History of Weatherby Firearms
As a young man, in the late 1940's, Roy Weatherby developed an insatiable interest in ballistics and rifle performance. At a time when many firearms "experts" were promoting large bullets traveling at slow speeds, Roy was experimenting with lighter weight bullets traveling at extremely high velocities. It was his belief that this combination was ideal in creating the hydrostatic shock needed to kill animals quickly and humanely. In Roy's mind, there was no other way: speed kills - period.
Roy's initial work began with developing his high powered, magnum cartridges.

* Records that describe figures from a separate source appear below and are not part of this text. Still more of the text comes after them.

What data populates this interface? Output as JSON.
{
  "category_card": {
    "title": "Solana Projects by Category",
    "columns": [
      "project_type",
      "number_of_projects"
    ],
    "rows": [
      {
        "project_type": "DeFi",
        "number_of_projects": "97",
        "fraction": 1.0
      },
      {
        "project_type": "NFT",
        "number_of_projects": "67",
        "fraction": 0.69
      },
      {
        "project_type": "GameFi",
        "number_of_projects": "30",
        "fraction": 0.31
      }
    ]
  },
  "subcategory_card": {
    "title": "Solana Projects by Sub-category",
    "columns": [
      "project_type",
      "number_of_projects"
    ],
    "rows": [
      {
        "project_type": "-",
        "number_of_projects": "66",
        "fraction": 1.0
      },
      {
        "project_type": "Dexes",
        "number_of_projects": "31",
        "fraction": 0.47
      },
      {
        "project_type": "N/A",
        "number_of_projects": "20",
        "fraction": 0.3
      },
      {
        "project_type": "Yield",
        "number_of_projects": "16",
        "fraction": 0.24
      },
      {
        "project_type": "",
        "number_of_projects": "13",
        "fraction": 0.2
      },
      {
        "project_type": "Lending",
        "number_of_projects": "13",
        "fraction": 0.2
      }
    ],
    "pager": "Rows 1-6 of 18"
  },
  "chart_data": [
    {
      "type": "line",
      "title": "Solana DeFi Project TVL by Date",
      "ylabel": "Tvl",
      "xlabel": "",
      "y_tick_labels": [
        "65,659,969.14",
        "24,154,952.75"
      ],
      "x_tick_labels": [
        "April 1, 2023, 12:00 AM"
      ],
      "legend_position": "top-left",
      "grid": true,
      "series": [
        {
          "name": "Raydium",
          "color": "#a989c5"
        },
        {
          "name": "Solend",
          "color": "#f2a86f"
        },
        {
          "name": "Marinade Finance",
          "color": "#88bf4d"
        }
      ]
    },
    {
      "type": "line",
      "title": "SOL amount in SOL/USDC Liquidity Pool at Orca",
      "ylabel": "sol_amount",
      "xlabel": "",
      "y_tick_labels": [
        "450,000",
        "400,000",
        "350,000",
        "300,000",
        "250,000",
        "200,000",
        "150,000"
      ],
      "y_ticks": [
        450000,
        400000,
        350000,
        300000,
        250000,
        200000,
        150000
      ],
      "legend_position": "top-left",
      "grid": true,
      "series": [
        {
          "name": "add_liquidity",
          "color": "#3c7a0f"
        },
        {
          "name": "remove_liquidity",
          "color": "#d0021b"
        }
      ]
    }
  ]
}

He developed the .220 Rocket (based on the .220 Swift), and the first Weatherby Magnums - .257, .270 and .300 (based on the .300 H&H Mag.). From his small operation in South Gate, California, Roy was building his own rifles on virtually any actions he could obtain (FN Mauser, Schultz & Larsen and Mathieus to name a few), as well as offering to rechamber rifles for his newly designed magnum calibers.
Soon, his high powered cartridges began to draw the attention of noted gun writers Jack O'Connor, Elmer Keith and influentials such as Sheldon Coleman (of Coleman Company fame). Over the years, Roy would have many "friendly arguments," often conducted through printed letters and rebuttals in magazines, with the likes of O'Connor, Keith and other firearms experts on the merits of his high velocity cartridge
By the mid to late 1950's Weatherby had expanded his line of magnum cartridges to include the .378 Weatherby Magnum (which replaced the .375 Weatherby Magnum) and the .460 (the world's most powerful cartridge, delivering nearly four tons of muzzle energy). At that time, he was producing his rifles on Belgian FN Mauser and French Brevex Magnum Mauser actions. Later, in 1957, he would develop a new action - originally designated the Model 58 (later to become the legendary Mark V) - specifically designed to handle the magnum loads of his increasingly popular cartridges.